Сегодня она начинает со сказки. Это история то ли про удачу, то ли про судьбу: маленький мальчик остается один, но ему везет, его подбирает знатный торговец – воспитывает и учит ремеслу. Мальчик умен и трудолюбив, ему постоянно сопутствует удача. Он вырастает и вот уже свои караваны с зерном посылает туда, где зной уничтожил урожай, караваны с одеждой – туда, где настали невиданные холода, а прослышав, что шах женится, снаряжает во дворец караваны с драгоценностями и шелками. Мальчик и сам со временем становится шахом – но вдруг внезапно разоряется и, оставив семью, идет бродяжничать, как простой дервиш. Далеко от дома он поступает во служение к знатному человеку, работает не покладая рук, и хозяин хочет его щедро отблагодарить за труды. Но бывший шах не берёт денег; он просит, чтобы ему дали три косточки персика и позволили поработать ещё три года. Через три года у него вырастает три прекрасных дерева – это знак того, что удача снова повернулась к нему лицом. Он возвращается домой и, действительно, у него всё теперь получается, дела идут на поправку.

Закончив свое повествование, она спрашивает:

– Ты поняла?

– Да, – отвечаю, – сначала нужно кинуть кости и убедиться, что тебе везет, а потом приниматься за дело.

Она улыбается, понимает, что я лукавлю, и пристально смотрит на меня, словно сканирует каждую клеточку моего мозга. И вот начинается разбор полётов.

– Какая ты интересная, – говорит она, глядя на меня с милой улыбкой. – Почему ты одна? Ты ещё молодая женщина, ты можешь выйти замуж, мне кажется, тебе это нужно. Дети тебя уже не держат.

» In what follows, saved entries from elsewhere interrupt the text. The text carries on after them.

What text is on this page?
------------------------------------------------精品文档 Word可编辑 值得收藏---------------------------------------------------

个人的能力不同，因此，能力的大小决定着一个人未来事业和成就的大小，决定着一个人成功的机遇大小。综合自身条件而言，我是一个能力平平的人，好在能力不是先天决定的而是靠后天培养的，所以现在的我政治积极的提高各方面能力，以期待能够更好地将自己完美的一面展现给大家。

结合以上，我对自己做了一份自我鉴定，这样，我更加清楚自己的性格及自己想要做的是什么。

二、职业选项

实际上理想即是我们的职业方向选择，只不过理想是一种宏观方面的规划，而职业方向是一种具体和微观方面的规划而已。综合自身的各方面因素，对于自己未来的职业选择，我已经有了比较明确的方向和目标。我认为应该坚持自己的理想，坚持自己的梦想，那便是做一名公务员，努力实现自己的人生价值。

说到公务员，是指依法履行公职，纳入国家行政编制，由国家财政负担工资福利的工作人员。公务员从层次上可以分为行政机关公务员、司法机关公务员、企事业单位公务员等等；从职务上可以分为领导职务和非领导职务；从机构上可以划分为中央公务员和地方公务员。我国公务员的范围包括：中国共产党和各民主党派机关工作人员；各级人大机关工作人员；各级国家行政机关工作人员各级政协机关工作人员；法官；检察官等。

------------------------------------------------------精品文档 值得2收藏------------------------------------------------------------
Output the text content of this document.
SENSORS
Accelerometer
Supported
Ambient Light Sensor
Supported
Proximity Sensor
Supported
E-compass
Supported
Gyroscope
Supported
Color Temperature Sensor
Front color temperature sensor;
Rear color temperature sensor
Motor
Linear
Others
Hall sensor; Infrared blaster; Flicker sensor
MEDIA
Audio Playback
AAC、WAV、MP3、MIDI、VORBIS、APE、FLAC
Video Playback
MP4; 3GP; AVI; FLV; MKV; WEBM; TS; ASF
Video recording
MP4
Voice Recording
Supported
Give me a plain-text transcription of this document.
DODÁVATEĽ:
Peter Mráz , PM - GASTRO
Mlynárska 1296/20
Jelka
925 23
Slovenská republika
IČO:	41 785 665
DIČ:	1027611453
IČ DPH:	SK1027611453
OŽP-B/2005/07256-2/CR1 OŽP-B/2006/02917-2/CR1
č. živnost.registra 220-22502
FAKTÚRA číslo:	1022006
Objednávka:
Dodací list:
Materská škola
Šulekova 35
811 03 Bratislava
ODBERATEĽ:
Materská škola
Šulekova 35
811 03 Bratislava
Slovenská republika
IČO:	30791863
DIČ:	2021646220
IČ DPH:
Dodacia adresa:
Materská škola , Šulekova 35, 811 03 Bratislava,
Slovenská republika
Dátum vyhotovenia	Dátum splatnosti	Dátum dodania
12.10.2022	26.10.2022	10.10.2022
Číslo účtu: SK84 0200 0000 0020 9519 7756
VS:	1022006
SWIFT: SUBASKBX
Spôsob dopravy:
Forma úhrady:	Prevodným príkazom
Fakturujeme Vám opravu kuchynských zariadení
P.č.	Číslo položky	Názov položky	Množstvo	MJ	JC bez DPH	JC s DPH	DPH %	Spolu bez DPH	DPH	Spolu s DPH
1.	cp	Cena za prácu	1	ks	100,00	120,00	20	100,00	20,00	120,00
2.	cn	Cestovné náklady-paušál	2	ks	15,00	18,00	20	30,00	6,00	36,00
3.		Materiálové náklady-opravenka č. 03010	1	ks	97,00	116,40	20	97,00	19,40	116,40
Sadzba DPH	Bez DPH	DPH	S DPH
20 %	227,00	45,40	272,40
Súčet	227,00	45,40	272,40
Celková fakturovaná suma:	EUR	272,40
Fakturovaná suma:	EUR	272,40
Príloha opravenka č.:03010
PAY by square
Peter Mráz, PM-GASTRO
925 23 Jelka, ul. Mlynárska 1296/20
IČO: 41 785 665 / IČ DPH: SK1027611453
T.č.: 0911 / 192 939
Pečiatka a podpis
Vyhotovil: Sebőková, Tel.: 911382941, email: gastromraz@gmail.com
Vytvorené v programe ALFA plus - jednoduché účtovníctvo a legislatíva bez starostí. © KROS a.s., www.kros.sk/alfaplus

– Не смешите меня, – отвечаю ей тоже с улыбкой, – знаю я этих мужчин.

– Я тоже знаю мужчин, – говорит она с неколебимой уверенностью, – я с детства дружила только с мальчишками; мужчины всю жизнь были моими лучшими друзьями. Помнишь, я как-то приходила к вам в гости с моим другом Вадимом, когда по телевизору транслировали театр «Ла Скала»? Он всегда был настоящим другом. Ты знаешь, с моей прямотой я нередко попадала в различные истории, он сильно меня выручал. Его, к сожалению, уже нет.

– Помню. Он на вас так смотрел, что понятно было, почему он о вас заботился. У меня тоже всегда было много друзей-мужчин. Это те мужчины, которые были в меня влюблены или я их чем-то другим привлекала, но не дружбой. По-настоящему мужчины дружат только с мужчинами. Они не могут понять женщин.

– Могут! В нашей семье мужчины всегда были преданными. Да я и не слышала, чтобы могло быть иначе.

 

– Конечно, иначе быть не может! – отвечаю ей, – вы же ничего не слышите, если не хотите этого слышать, как будто живете на Луне. Дети все гениальные, мужья преданные, никто не ругается матом, все обходятся чем бог послал. При этом трогательно играют на скрипке и берегут природу. Совсем забыла – никто не напивается вообще, не то чтобы до поросячьего визга. А мне кажется, что преданным может быть только влюбленный мужчина, не получивший взаимности или неуверенный в себе, который считает себя недостойным своей избранницы. Я натуралист, изучаю людей «как есть», их условия жизни и повадки. Есть ещё всякие вещи типа долга, связанного с воспитанием детей или другими обстоятельствами, нежелание делить общее имущество и тому подобное; но это к преданности не имеет никакого отношения – это совместное натягивание тетивы, которая либо выстрелит когда-нибудь, либо порвётся, ударив по лбу обоих с силой, пропорциональной её натяжению.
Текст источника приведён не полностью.